Pleomorphic adenoma is the most common benign parotid tumour, followed by Warthin tumour and, less commonly, oncocytoma and basal cell adenoma. The majority of cancers begin in the superficial lobe and manifest as slow-growing masses under the ear. The initial non-invasive method for localising superficial tumours, differentiating solid masses from cystic collections, and guiding fine-needle aspiration biopsy is Ultrasound The superficial parotidectomy is a technique that involves the complete removal of the superficial lobe, dissection and preservation of the main trunk of the facial nerve and its branches, while ECD is a technique that involves a whole excision of the mass.

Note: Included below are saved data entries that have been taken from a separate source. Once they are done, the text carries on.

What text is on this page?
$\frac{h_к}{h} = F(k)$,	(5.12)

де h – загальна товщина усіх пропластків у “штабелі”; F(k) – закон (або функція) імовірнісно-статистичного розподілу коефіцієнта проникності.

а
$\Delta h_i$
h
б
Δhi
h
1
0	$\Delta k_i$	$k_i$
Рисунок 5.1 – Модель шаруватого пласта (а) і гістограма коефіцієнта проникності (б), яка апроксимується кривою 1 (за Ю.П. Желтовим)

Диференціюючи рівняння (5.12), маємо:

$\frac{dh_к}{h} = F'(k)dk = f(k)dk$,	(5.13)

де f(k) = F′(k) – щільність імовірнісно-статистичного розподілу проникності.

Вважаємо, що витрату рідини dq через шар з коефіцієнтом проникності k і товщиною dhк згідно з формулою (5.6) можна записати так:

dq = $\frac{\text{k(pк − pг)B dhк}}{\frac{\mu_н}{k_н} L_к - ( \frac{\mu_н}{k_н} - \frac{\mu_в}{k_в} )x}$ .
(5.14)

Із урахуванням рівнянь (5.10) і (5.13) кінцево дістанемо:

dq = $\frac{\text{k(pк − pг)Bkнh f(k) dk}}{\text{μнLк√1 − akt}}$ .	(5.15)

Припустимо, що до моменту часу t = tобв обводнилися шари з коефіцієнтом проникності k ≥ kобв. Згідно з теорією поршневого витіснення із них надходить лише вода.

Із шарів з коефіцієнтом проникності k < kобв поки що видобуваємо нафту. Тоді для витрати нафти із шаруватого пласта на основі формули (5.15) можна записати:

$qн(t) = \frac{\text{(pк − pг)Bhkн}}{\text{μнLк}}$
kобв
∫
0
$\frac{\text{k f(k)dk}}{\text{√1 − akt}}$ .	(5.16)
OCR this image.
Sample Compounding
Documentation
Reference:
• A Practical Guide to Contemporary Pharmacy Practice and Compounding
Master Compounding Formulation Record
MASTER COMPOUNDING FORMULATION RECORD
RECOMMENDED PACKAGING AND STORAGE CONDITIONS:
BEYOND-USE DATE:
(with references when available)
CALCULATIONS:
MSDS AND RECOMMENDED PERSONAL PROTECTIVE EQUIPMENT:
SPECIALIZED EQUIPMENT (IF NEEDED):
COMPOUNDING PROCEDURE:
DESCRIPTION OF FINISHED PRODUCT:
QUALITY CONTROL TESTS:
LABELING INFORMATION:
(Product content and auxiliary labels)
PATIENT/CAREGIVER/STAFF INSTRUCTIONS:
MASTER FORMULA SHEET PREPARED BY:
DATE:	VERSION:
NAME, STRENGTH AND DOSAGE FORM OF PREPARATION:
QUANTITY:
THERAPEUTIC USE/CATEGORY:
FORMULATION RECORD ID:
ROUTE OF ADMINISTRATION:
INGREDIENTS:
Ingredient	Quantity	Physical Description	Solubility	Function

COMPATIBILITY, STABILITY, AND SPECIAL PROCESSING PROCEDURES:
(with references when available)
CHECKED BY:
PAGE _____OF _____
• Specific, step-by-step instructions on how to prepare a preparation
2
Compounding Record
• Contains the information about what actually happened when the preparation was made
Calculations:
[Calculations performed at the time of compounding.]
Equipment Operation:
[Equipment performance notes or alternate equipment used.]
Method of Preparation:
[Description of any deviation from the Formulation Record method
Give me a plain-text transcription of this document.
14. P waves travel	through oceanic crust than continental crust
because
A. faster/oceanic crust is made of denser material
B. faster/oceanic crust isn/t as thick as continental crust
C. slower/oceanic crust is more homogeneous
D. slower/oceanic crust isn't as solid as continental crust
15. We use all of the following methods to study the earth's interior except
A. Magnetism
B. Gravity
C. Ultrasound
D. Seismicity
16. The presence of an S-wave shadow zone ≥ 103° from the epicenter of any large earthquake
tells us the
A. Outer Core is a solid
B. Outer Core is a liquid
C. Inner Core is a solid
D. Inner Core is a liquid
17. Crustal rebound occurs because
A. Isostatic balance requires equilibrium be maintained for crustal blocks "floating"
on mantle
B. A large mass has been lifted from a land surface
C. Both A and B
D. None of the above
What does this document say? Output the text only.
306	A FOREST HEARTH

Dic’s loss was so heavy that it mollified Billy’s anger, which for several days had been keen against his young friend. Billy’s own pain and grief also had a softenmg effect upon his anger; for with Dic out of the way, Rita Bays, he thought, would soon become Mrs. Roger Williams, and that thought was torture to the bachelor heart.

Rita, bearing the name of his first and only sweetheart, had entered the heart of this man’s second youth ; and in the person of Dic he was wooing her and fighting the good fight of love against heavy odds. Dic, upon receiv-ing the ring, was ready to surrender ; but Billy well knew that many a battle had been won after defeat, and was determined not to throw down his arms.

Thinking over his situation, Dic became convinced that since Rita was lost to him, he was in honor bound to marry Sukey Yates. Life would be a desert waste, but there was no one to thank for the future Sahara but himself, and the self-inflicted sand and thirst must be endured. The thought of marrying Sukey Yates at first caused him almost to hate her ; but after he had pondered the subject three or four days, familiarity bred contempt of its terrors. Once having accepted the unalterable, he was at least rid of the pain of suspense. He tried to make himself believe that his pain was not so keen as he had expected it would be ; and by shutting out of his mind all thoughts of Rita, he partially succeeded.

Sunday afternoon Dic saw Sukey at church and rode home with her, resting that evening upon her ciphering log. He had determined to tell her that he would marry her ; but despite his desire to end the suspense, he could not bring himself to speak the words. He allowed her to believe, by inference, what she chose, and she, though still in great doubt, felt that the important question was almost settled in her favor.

Without planned dissection of the main trunk of the facial nerve, it is surrounded by healthy parotid gland tissue. In our research, we performed ECD on 50 patients and followed them up for a year to determine the recurrence rate and compare it to 50 other patients PS is dune. We used SP to identify recurrence rate after one year after surgery and discovered that ECD had a lower recurrence rate than SP.

CONCLUSION

Conservative parotidectomy has a comparable recurrence rate to superficial parotidectomy and may be a suitable alternative in the treatment of benign parotid tumours that are situated in the superficial lobe, mobile, and tiny (the diameters are less than 5cm).